Before 1850, 9 out of 10 adult males in America owned land.  There is a countywide surname index to virtually every landowner in America since the early 1600s and it is more complete than any head-of-household census index ever compiled.

This means you’re very likely to find information about your ancestors in American land records.

The farther back in time you travel the smaller the communities your ancestor lived in. His neighbors were many times his family and he usually chose a spouse from those he saw in town or at church.

TIP:  A quitclaim deed can sometimes be more valuable to you than a will, in that the heirs of a deceased individual (especially if the deceased died intestate, meaning he left no legal will) would all be listed on such a deed as the heirs of the real property of the deceased—while, if a will was present, it may, or may not, list all of the immediate heirs of the deceased.

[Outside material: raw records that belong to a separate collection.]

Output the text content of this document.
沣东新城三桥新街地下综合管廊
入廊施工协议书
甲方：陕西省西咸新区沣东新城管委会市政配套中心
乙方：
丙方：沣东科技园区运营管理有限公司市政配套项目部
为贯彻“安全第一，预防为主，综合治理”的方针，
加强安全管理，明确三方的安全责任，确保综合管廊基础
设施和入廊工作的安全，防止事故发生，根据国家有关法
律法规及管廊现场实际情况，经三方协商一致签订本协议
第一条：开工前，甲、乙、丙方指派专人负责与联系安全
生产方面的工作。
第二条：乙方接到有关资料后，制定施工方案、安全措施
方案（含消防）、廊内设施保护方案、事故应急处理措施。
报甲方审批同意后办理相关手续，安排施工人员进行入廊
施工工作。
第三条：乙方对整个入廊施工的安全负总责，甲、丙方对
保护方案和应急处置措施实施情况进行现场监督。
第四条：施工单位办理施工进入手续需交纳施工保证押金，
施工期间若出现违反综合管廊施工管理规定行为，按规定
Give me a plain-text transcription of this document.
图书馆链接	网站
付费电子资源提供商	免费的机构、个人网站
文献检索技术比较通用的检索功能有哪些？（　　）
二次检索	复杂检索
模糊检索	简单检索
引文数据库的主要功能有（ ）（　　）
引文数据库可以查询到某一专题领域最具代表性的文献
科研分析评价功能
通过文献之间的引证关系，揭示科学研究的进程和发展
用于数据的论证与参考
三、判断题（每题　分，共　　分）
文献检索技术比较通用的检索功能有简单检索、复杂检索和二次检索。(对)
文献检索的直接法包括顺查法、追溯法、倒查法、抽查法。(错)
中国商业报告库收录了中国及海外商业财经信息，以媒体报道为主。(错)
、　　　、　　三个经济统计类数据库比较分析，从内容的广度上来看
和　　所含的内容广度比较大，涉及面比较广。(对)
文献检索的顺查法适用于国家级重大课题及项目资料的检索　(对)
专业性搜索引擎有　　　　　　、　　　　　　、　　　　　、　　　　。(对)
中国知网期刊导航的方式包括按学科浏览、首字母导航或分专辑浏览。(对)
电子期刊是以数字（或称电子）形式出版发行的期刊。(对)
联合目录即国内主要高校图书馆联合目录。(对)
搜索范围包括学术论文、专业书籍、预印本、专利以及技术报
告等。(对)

More Info at FamilySearch Wiki

How Land Is Identified: Metes & Bounds vs. Rectangular Surveys

Glossary of Land Terms

Almost always include:   
•  Names and dates
•  Location/description of the property owned

May also include:
•  Names of relatives—i.e., spouse or parent from whom the land was inherited
•  Direct proof of heirship
•  Maiden name of wife
•  Details of military service
•  Correspondence between your ancestor and the government
•  Cost of the purchase
•  Details about transfers of ownership
•  Signature
•  Occupation
•  Marital status
•  Citizenship
•  Map
•  Neighbors
•  New residence if they’ve moved to another area

Basically, you’re going to be looking for two kinds of land records for you ancestors:

1)  Land Grant or Patent Case Files  … see below
For information on how to find an ancestor’s land patent (which is only available if he was the first person to obtain a particular tract of land from a government entity), see below

2)  County Deeds … see below
These are the most common of all land records.  If your ancestor wasn’t the first one to acquire a particular tract of land from the government, then his land transactions will be found in county deeds.  Whenever land was bought, sold, transferred or inherited, a deed was required.  For information on how to find an ancestor’s deed, see the step-by-step details below.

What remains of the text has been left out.